By default, it will just schedule it on one of the hosts. You can specify that you want it scheduled globally buy providing an 'annotation' of io.rancher.scheduler.global: "true".
Like so:
annotations:
# Create load balancers on every host in the environment
io.rancher.scheduler.global: "true"
http://rancher.com/docs/rancher/v1.6/en/rancher-services/load-balancer/
I preferred LoadBalancer over NodePort because I wanted the ability to send port 80 (and in the future port 443) to any of the Nodes, and have them successfully fulfil my request by inspecting the Host header, and directing as-needed.
These LBs can also be setup in the Rancher UI under the "Infrastructure Stack" menu. I have successfully removed the single LB, and re-added one with an "Always run one instance of this container on every host" option enabled.
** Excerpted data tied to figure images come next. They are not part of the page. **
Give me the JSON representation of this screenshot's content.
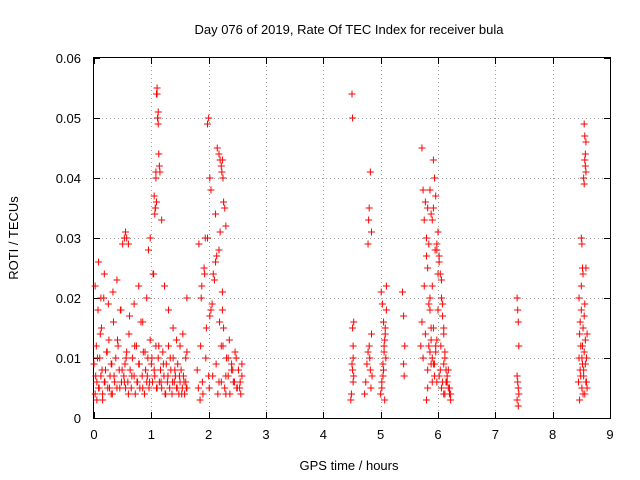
{
  "chart_data": {
    "type": "scatter",
    "title": "Day 076 of 2019, Rate Of TEC Index for receiver bula",
    "xlabel": "GPS time / hours",
    "ylabel": "ROTI / TECUs",
    "xlim": [
      0,
      9
    ],
    "ylim": [
      0,
      0.06
    ],
    "xticks": [
      0,
      1,
      2,
      3,
      4,
      5,
      6,
      7,
      8,
      9
    ],
    "xtick_labels": [
      "0",
      "1",
      "2",
      "3",
      "4",
      "5",
      "6",
      "7",
      "8",
      "9"
    ],
    "yticks": [
      0,
      0.01,
      0.02,
      0.03,
      0.04,
      0.05,
      0.06
    ],
    "ytick_labels": [
      "0",
      "0.01",
      "0.02",
      "0.03",
      "0.04",
      "0.05",
      "0.06"
    ],
    "grid": true,
    "marker": "+",
    "color": "#ff0000",
    "series": [
      {
        "name": "ROTI",
        "x": [
          0.0,
          0.02,
          0.04,
          0.05,
          0.07,
          0.08,
          0.1,
          0.12,
          0.13,
          0.15,
          0.17,
          0.18,
          0.2,
          0.22,
          0.24,
          0.26,
          0.28,
          0.3,
          0.32,
          0.34,
          0.36,
          0.38,
          0.4,
          0.42,
          0.44,
          0.46,
          0.48,
          0.5,
          0.52,
          0.54,
          0.55,
          0.57,
          0.59,
          0.61,
          0.63,
          0.65,
          0.67,
          0.7,
          0.72,
          0.74,
          0.76,
          0.78,
          0.8,
          0.82,
          0.84,
          0.86,
          0.88,
          0.9,
          0.92,
          0.94,
          0.96,
          0.98,
          1.0,
          1.02,
          1.04,
          1.06,
          1.08,
          1.1,
          1.12,
          1.14,
          1.16,
          1.18,
          1.2,
          1.22,
          1.24,
          1.26,
          1.28,
          1.3,
          1.32,
          1.34,
          1.36,
          1.38,
          1.4,
          1.42,
          1.44,
          1.46,
          1.48,
          1.5,
          1.52,
          1.54,
          1.56,
          1.58,
          1.6,
          1.62,
          0.03,
          0.06,
          0.09,
          0.11,
          0.14,
          0.19,
          0.23,
          0.27,
          0.31,
          0.35,
          0.41,
          0.45,
          0.49,
          0.53,
          0.56,
          0.6,
          0.66,
          0.71,
          0.75,
          0.79,
          0.85,
          0.89,
          0.93,
          0.97,
          1.01,
          1.05,
          1.09,
          1.13,
          1.17,
          1.21,
          1.25,
          1.29,
          1.33,
          1.37,
          1.41,
          1.45,
          1.49,
          1.53,
          1.57,
          1.61,
          0.02,
          0.08,
          0.12,
          0.18,
          0.25,
          0.33,
          0.4,
          0.47,
          0.53,
          0.62,
          0.7,
          0.78,
          0.85,
          0.92,
          0.98,
          1.03,
          1.07,
          1.08,
          1.09,
          1.1,
          1.11,
          1.12,
          1.13,
          1.15,
          1.18,
          1.23,
          1.3,
          1.38,
          1.44,
          1.5,
          1.55,
          1.6,
          1.62,
          0.05,
          0.15,
          0.3,
          0.55,
          0.57,
          0.6,
          0.95,
          1.05,
          1.06,
          1.07,
          1.08,
          1.09,
          1.1,
          1.11,
          1.12,
          1.14,
          1.62,
          1.8,
          1.83,
          1.86,
          1.89,
          1.92,
          1.95,
          1.98,
          2.01,
          2.04,
          2.07,
          2.1,
          2.13,
          2.16,
          2.19,
          2.22,
          2.25,
          2.28,
          2.31,
          2.34,
          2.37,
          2.4,
          2.43,
          2.46,
          2.49,
          2.52,
          2.55,
          2.58,
          1.82,
          1.88,
          1.94,
          2.0,
          2.06,
          2.12,
          2.18,
          2.24,
          2.3,
          2.36,
          2.42,
          2.48,
          2.54,
          2.58,
          1.85,
          1.9,
          1.96,
          2.02,
          2.08,
          2.14,
          2.18,
          2.2,
          2.22,
          2.24,
          2.26,
          2.3,
          2.34,
          2.4,
          2.45,
          2.5,
          2.56,
          1.87,
          1.93,
          1.98,
          2.0,
          2.02,
          2.04,
          2.12,
          2.15,
          2.18,
          2.2,
          2.22,
          2.23,
          2.24,
          2.25,
          2.26,
          2.28,
          2.3,
          4.48,
          4.49,
          4.5,
          4.51,
          4.52,
          4.53,
          4.5,
          4.51,
          4.52,
          4.53,
          4.51,
          4.52,
          4.72,
          4.74,
          4.76,
          4.78,
          4.8,
          4.82,
          4.84,
          4.78,
          4.79,
          4.8,
          4.81,
          4.82,
          4.83,
          4.84,
          4.85,
          5.0,
          5.02,
          5.04,
          5.06,
          5.08,
          5.1,
          5.01,
          5.03,
          5.05,
          5.07,
          5.09,
          5.02,
          5.04,
          5.06,
          5.08,
          5.1,
          5.05,
          5.07,
          5.38,
          5.4,
          5.42,
          5.4,
          5.41,
          5.7,
          5.72,
          5.74,
          5.76,
          5.78,
          5.8,
          5.82,
          5.84,
          5.86,
          5.88,
          5.9,
          5.92,
          5.94,
          5.96,
          5.98,
          6.0,
          6.02,
          6.04,
          6.06,
          6.08,
          6.1,
          6.12,
          6.14,
          6.16,
          6.18,
          6.2,
          6.22,
          5.72,
          5.76,
          5.8,
          5.84,
          5.88,
          5.92,
          5.96,
          6.0,
          6.04,
          6.08,
          6.12,
          6.16,
          6.2,
          5.74,
          5.78,
          5.82,
          5.86,
          5.9,
          5.94,
          5.98,
          6.02,
          6.06,
          6.1,
          6.14,
          6.18,
          6.22,
          5.8,
          5.82,
          5.84,
          5.86,
          5.88,
          5.9,
          5.92,
          5.94,
          5.96,
          5.98,
          6.0,
          6.05,
          6.1,
          6.12,
          6.15,
          5.82,
          5.86,
          5.88,
          5.9,
          5.92,
          5.95,
          5.98,
          6.02,
          6.06,
          6.08,
          6.1,
          7.38,
          7.39,
          7.4,
          7.41,
          7.38,
          7.39,
          7.4,
          7.41,
          7.38,
          7.4,
          8.45,
          8.46,
          8.47,
          8.48,
          8.49,
          8.5,
          8.51,
          8.52,
          8.53,
          8.54,
          8.55,
          8.56,
          8.57,
          8.58,
          8.59,
          8.6,
          8.46,
          8.48,
          8.5,
          8.52,
          8.54,
          8.56,
          8.58,
          8.6,
          8.47,
          8.49,
          8.51,
          8.53,
          8.55,
          8.57,
          8.59,
          8.5,
          8.52,
          8.54,
          8.56,
          8.58,
          8.51,
          8.53,
          8.55,
          8.57,
          8.55,
          8.56,
          8.57,
          8.58
        ],
        "y": [
          0.009,
          0.004,
          0.012,
          0.006,
          0.018,
          0.005,
          0.01,
          0.007,
          0.015,
          0.004,
          0.02,
          0.006,
          0.008,
          0.011,
          0.005,
          0.013,
          0.007,
          0.009,
          0.004,
          0.016,
          0.006,
          0.01,
          0.005,
          0.012,
          0.008,
          0.018,
          0.006,
          0.029,
          0.007,
          0.009,
          0.005,
          0.011,
          0.006,
          0.014,
          0.008,
          0.005,
          0.01,
          0.007,
          0.004,
          0.012,
          0.006,
          0.009,
          0.005,
          0.016,
          0.007,
          0.011,
          0.004,
          0.008,
          0.006,
          0.01,
          0.005,
          0.013,
          0.009,
          0.006,
          0.024,
          0.007,
          0.012,
          0.005,
          0.01,
          0.006,
          0.008,
          0.005,
          0.011,
          0.007,
          0.004,
          0.009,
          0.006,
          0.012,
          0.005,
          0.008,
          0.004,
          0.01,
          0.006,
          0.007,
          0.005,
          0.009,
          0.004,
          0.006,
          0.008,
          0.005,
          0.007,
          0.004,
          0.006,
          0.005,
          0.007,
          0.01,
          0.005,
          0.014,
          0.008,
          0.006,
          0.011,
          0.005,
          0.009,
          0.007,
          0.013,
          0.005,
          0.008,
          0.006,
          0.01,
          0.004,
          0.007,
          0.012,
          0.006,
          0.009,
          0.005,
          0.011,
          0.007,
          0.006,
          0.01,
          0.008,
          0.005,
          0.012,
          0.006,
          0.009,
          0.004,
          0.007,
          0.01,
          0.006,
          0.008,
          0.005,
          0.007,
          0.004,
          0.006,
          0.005,
          0.022,
          0.026,
          0.02,
          0.024,
          0.019,
          0.021,
          0.023,
          0.018,
          0.03,
          0.017,
          0.019,
          0.022,
          0.016,
          0.02,
          0.03,
          0.024,
          0.035,
          0.041,
          0.036,
          0.054,
          0.05,
          0.049,
          0.044,
          0.041,
          0.033,
          0.022,
          0.018,
          0.015,
          0.013,
          0.012,
          0.014,
          0.01,
          0.011,
          0.003,
          0.003,
          0.004,
          0.031,
          0.03,
          0.029,
          0.028,
          0.037,
          0.034,
          0.035,
          0.04,
          0.054,
          0.055,
          0.05,
          0.051,
          0.042,
          0.02,
          0.008,
          0.029,
          0.012,
          0.006,
          0.025,
          0.01,
          0.03,
          0.005,
          0.018,
          0.007,
          0.023,
          0.009,
          0.004,
          0.016,
          0.006,
          0.012,
          0.005,
          0.01,
          0.007,
          0.004,
          0.009,
          0.006,
          0.011,
          0.005,
          0.008,
          0.006,
          0.009,
          0.005,
          0.022,
          0.03,
          0.007,
          0.019,
          0.026,
          0.006,
          0.021,
          0.004,
          0.013,
          0.008,
          0.01,
          0.005,
          0.007,
          0.003,
          0.004,
          0.015,
          0.017,
          0.024,
          0.027,
          0.028,
          0.031,
          0.012,
          0.018,
          0.015,
          0.007,
          0.01,
          0.008,
          0.006,
          0.005,
          0.004,
          0.02,
          0.024,
          0.049,
          0.05,
          0.04,
          0.038,
          0.034,
          0.045,
          0.044,
          0.043,
          0.042,
          0.041,
          0.043,
          0.04,
          0.036,
          0.035,
          0.032,
          0.003,
          0.004,
          0.009,
          0.015,
          0.012,
          0.016,
          0.054,
          0.05,
          0.006,
          0.007,
          0.008,
          0.01,
          0.004,
          0.006,
          0.009,
          0.011,
          0.035,
          0.041,
          0.031,
          0.029,
          0.033,
          0.012,
          0.01,
          0.008,
          0.005,
          0.014,
          0.007,
          0.004,
          0.006,
          0.009,
          0.012,
          0.015,
          0.018,
          0.021,
          0.019,
          0.016,
          0.013,
          0.01,
          0.005,
          0.007,
          0.011,
          0.014,
          0.022,
          0.008,
          0.003,
          0.021,
          0.017,
          0.012,
          0.009,
          0.007,
          0.012,
          0.045,
          0.038,
          0.033,
          0.036,
          0.03,
          0.025,
          0.029,
          0.02,
          0.015,
          0.01,
          0.043,
          0.04,
          0.037,
          0.028,
          0.031,
          0.026,
          0.024,
          0.02,
          0.017,
          0.014,
          0.011,
          0.008,
          0.006,
          0.005,
          0.004,
          0.003,
          0.016,
          0.022,
          0.027,
          0.019,
          0.013,
          0.009,
          0.012,
          0.018,
          0.008,
          0.006,
          0.01,
          0.007,
          0.005,
          0.01,
          0.014,
          0.008,
          0.011,
          0.006,
          0.009,
          0.013,
          0.007,
          0.005,
          0.004,
          0.006,
          0.008,
          0.004,
          0.003,
          0.005,
          0.012,
          0.018,
          0.009,
          0.022,
          0.015,
          0.007,
          0.011,
          0.006,
          0.024,
          0.012,
          0.009,
          0.004,
          0.006,
          0.035,
          0.038,
          0.034,
          0.033,
          0.035,
          0.028,
          0.029,
          0.027,
          0.023,
          0.019,
          0.015,
          0.02,
          0.018,
          0.016,
          0.012,
          0.007,
          0.006,
          0.005,
          0.004,
          0.003,
          0.002,
          0.006,
          0.01,
          0.014,
          0.008,
          0.012,
          0.018,
          0.005,
          0.009,
          0.015,
          0.007,
          0.011,
          0.004,
          0.013,
          0.006,
          0.01,
          0.005,
          0.02,
          0.016,
          0.022,
          0.012,
          0.008,
          0.019,
          0.025,
          0.014,
          0.003,
          0.007,
          0.01,
          0.004,
          0.017,
          0.009,
          0.006,
          0.03,
          0.025,
          0.04,
          0.043,
          0.041,
          0.029,
          0.024,
          0.039,
          0.042,
          0.049,
          0.047,
          0.044,
          0.046
        ]
      }
    ]
  }
}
After this was configured, I could make a request to any of the Hosts for any of the Ingresses, and get a response, no matter what host the container was scheduled on.
https://rancher.com/docs/rancher/v1.6/en/rancher-services/load-balancer/
So cool!
The ingress controller is deployed like any regular pod. That means that you can have as many replicas as you'd like, which will be spread among all your nodes.
You need a Service object that group all the pods for the ingress controller.
Then you just need to expose that Service to outside the cluster. You can do that using a LoadBalancer service if you are on a cloud provider. Or you can use just a NodePort service.
The point is that the service will balance the traffic that your ingress controller receives between all the pods that are running on different kubernetes nodes. If one of the nodes goes down, it doesn't really matter, because there are other nodes containing ingress controller pods.